Companies where analysts are lowering estimates, as the chart above shows, tend to underperform the broad stock market trading. This could be useful when traders are researching stocks as potential buys. Requiring an upward trend in earnings estimates could improve an investor’s performance.
Likewise, avoiding stocks where analysts are lowering estimates could also boost performance. Investors could also use downward revisions in earnings as a signal to sell a stock they own.
How Much Do Earnings Announcements Move Stocks?
We know the estimates will be wrong most of the time, but we also know the earnings announcements can move stock prices. This is because the earnings announcement provides new information to analysts that will be fed into their models and they are likely to revise their future estimates.

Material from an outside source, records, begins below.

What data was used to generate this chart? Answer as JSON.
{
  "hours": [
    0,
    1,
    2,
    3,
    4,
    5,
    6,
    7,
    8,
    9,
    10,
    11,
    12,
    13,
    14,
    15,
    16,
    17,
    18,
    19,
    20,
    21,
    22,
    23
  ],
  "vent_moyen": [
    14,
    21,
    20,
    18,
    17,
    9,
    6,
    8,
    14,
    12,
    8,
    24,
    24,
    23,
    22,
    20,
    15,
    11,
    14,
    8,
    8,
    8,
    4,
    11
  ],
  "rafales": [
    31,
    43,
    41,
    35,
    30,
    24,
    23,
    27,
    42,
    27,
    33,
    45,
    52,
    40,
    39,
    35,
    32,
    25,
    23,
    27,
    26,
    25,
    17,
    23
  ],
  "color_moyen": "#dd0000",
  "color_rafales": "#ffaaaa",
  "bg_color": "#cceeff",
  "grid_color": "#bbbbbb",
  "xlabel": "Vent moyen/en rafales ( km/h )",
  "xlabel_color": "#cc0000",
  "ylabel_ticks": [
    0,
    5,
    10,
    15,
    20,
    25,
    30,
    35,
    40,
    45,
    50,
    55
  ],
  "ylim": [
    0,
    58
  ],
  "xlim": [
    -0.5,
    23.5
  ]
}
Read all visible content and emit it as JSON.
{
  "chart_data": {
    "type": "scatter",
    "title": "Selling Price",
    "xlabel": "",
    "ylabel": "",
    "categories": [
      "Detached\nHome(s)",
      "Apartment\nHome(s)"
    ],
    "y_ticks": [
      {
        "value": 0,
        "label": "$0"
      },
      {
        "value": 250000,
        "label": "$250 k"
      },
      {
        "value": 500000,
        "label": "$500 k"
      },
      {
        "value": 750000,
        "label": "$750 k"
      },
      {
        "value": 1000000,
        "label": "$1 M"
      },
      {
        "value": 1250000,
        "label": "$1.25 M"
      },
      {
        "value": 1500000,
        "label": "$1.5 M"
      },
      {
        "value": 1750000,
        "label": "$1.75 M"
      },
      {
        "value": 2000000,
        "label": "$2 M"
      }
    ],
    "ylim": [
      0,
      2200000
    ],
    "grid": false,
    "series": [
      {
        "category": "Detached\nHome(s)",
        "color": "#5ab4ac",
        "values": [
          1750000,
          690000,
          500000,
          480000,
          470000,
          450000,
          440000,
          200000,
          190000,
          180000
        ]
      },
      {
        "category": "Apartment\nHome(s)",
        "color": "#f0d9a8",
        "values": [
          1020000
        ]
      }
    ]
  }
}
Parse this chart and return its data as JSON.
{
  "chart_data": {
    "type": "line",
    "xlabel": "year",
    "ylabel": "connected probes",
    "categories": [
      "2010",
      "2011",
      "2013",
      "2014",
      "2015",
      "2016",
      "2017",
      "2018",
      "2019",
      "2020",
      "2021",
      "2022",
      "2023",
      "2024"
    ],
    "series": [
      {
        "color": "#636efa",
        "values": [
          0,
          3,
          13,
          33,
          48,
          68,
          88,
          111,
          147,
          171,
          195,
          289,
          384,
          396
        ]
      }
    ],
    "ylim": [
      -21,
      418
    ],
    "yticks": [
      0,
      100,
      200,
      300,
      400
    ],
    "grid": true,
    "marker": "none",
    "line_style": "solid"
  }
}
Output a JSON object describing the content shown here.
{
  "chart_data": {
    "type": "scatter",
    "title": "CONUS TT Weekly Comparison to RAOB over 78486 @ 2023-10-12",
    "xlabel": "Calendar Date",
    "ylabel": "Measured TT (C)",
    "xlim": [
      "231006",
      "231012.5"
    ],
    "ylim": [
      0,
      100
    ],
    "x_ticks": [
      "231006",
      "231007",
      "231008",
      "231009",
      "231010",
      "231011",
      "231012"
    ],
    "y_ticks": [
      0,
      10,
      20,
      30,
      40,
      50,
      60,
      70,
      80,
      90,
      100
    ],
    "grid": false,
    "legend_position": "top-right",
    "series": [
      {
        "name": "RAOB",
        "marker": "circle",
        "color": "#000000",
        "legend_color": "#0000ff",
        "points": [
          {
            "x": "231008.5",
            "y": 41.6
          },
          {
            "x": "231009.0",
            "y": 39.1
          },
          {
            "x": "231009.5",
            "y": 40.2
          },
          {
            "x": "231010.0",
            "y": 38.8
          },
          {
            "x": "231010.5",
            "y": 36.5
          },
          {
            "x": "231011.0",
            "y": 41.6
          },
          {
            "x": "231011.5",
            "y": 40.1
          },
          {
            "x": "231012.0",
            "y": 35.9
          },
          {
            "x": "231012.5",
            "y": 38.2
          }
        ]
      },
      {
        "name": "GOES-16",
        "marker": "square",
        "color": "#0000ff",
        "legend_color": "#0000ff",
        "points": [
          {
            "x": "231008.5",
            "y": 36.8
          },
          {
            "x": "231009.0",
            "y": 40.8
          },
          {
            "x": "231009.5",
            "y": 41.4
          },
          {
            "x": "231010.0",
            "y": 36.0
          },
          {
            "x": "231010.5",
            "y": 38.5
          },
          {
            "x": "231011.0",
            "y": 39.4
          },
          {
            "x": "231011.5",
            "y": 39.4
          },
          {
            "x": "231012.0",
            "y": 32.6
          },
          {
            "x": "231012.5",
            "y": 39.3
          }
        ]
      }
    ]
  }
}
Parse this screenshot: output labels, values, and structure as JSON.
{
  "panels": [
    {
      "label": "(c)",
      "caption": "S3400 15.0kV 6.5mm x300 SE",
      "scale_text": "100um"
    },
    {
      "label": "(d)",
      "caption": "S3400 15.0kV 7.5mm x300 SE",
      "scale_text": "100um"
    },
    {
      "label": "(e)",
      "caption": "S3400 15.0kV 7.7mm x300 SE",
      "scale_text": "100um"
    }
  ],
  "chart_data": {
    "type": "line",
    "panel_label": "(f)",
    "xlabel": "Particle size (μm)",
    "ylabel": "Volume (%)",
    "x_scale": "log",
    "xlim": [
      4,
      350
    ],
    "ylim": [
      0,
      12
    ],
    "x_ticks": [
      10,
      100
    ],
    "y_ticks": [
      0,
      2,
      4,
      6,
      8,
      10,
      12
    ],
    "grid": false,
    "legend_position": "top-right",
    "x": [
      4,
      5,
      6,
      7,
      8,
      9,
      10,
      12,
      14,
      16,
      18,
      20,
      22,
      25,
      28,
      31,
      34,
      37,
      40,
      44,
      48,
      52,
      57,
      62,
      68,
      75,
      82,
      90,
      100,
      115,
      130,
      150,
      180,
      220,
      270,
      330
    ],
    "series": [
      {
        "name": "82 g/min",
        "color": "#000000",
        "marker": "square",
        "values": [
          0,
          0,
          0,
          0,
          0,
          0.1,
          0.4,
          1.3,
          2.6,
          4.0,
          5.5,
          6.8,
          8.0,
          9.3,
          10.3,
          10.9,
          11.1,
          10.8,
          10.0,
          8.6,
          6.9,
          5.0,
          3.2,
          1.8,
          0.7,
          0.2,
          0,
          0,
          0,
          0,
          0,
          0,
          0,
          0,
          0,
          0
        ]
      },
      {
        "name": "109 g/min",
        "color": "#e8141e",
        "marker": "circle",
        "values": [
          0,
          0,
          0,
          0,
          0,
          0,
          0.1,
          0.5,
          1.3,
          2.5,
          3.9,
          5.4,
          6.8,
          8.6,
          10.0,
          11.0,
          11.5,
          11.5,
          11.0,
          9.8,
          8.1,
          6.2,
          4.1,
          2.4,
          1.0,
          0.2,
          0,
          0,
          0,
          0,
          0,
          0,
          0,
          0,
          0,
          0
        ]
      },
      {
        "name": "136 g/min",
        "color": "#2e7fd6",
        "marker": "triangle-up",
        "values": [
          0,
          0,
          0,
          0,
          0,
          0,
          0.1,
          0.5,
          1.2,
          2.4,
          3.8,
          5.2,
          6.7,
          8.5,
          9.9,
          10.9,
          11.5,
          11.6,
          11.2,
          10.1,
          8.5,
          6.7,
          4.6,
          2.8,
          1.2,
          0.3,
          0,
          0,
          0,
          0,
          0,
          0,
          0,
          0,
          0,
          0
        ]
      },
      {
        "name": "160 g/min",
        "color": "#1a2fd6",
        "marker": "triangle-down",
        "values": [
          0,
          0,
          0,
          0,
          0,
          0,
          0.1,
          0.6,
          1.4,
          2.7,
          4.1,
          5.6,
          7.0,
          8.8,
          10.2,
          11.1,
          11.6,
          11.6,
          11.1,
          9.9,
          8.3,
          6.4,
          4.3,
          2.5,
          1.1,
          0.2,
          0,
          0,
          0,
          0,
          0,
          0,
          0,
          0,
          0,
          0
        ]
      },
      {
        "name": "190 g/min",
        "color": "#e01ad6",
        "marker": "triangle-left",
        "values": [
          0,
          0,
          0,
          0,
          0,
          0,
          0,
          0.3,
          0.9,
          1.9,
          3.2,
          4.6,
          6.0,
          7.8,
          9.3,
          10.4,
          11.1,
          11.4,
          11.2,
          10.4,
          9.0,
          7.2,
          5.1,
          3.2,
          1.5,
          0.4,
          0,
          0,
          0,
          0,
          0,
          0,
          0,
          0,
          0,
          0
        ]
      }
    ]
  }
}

In a typical quarter, we generally see 69% of companies beat expectations and we should expect many of those companies to see future estimates revised higher. That explains why the stock of a company that reports positive earnings surprises sees an average price increase of 1.2% between the time period that begins two days before the earnings release and ends two days after the earnings.
Missing expectations has a negative effect on a stock. The stock of a company that reports negative earnings surprises sees an average price decline of 2.4% between the time period that begins two days before the earnings release and ends two days after the earnings.
These are relatively large price moves. In a typical five day time period, we should expect a stock to move up or down by about 0.45%. The moves after earnings are released is 3 to 5 times as large as average.